『自分一人で楽しむ方法をみつけることも大事かな』
さいたま~都内を中心に、バンド形式のコピー・セッションやライブイベントを開催するコミュニティ「ライブワゴンミュージック」です。
誤解を与えないように書いておきます。
これはあくまで私個人の考えですし、感じ方は人それぞれ、男女でも違うと思っています。
少し前のセッションイベントで、男性の参加者の方が途中で無断で帰られてしまったことがありました。聞いた理由は「初めての参加で、居場所がなかったから」。
主催者として、気配りが足りなかったのではないか、もっとできることがあったのではないか、申し訳ない気持ちと反省を感じました。
一方で、正直なところ、どこか違和感も残りました。
この件についてはさまざまな意見がありました。
「気持ちはわかる」という声もあれば、「無言で帰るのは非常識だ」という意見もある。
事前にメンバーを決めて演奏している以上、一緒にやる側からすれば迷惑なのも事実です。
どの意見も、間違ってはいないと思います。
今あらためて考えてみて、現時点での自分の結論はこうです。
このセッションイベントは、基本的には「一人で楽しむための場所」なのではないか。
これは、人との出会いを否定する話ではありません。実際、この場で知り合いが増えたり、会話が生まれたりすることも多いです。特に女性の参加者の方は、人とのやり取りや空気感そのものを楽しんでいる印象もあります。
それはそれで、とても自然なことだと思っています。ただ、それは「そうなってもいい」という話であって、「そうしなければならない」という話ではない。
このセッションは、誰かと打ち解けなくても、積極的に会話に入らなくても、居場所を確認し合わなくても成立していいと思っています。
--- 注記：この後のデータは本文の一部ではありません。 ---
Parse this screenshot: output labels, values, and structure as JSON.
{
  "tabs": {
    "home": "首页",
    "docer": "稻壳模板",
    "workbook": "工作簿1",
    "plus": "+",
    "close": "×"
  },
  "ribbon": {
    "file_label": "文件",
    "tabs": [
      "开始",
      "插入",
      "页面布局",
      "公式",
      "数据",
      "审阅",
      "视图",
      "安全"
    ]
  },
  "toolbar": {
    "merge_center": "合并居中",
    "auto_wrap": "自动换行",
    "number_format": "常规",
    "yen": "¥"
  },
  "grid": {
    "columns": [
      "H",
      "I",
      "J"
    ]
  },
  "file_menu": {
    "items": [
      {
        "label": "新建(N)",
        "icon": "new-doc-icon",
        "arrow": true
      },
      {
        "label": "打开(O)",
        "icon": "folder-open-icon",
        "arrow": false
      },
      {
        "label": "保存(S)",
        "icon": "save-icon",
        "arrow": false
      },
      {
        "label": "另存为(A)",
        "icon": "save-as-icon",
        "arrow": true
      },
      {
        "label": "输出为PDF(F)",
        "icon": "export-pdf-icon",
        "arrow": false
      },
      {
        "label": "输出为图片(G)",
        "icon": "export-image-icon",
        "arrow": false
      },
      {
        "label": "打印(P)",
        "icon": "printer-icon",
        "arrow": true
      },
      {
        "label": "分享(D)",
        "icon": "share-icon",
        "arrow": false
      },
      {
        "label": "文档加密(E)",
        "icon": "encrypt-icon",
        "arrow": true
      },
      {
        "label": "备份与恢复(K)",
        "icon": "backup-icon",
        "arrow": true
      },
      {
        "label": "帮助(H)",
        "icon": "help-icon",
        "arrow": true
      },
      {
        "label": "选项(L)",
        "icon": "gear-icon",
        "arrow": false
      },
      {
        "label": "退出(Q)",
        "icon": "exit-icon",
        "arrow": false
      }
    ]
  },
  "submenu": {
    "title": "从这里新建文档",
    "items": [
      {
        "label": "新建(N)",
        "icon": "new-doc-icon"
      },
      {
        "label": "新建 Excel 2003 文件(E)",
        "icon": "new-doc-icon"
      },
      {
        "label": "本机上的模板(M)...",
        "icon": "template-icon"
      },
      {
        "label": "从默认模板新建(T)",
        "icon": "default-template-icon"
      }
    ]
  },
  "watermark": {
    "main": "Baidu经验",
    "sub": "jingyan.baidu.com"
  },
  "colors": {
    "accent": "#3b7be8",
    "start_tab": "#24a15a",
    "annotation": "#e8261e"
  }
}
極端に言えば、音を出して、演奏して、それだけで完結してもいい。
誰かと深く関わることを前提にしてしまうと、初参加の人ほど、戸惑いや疲れを感じてしまうこともあります。
あの時途中で帰ってしまった方も、「うまく振る舞わなければいけない空気」を感じ取ってしまったのかもしれません。
もちろん、無断で帰るという行動を肯定するつもりはありませんし、改善すべき点があったのも事実です。
それでも、これからも大切にしたいのは、「一人で成立していい音楽の時間・場所」という考え方です。
人と出会ってもいい。
話してもいい。
つながってもいい。
でも、つながらなくてもいい。
音を出しに来て、自分の役割を果たして、自分なりに楽しんで帰る。それだけで十分な場所でありたい、今は、そう思っています。
みんなでワイワイやっているようにも見えて、この場を自分一人で楽しむ方法をみつけることも大事かな。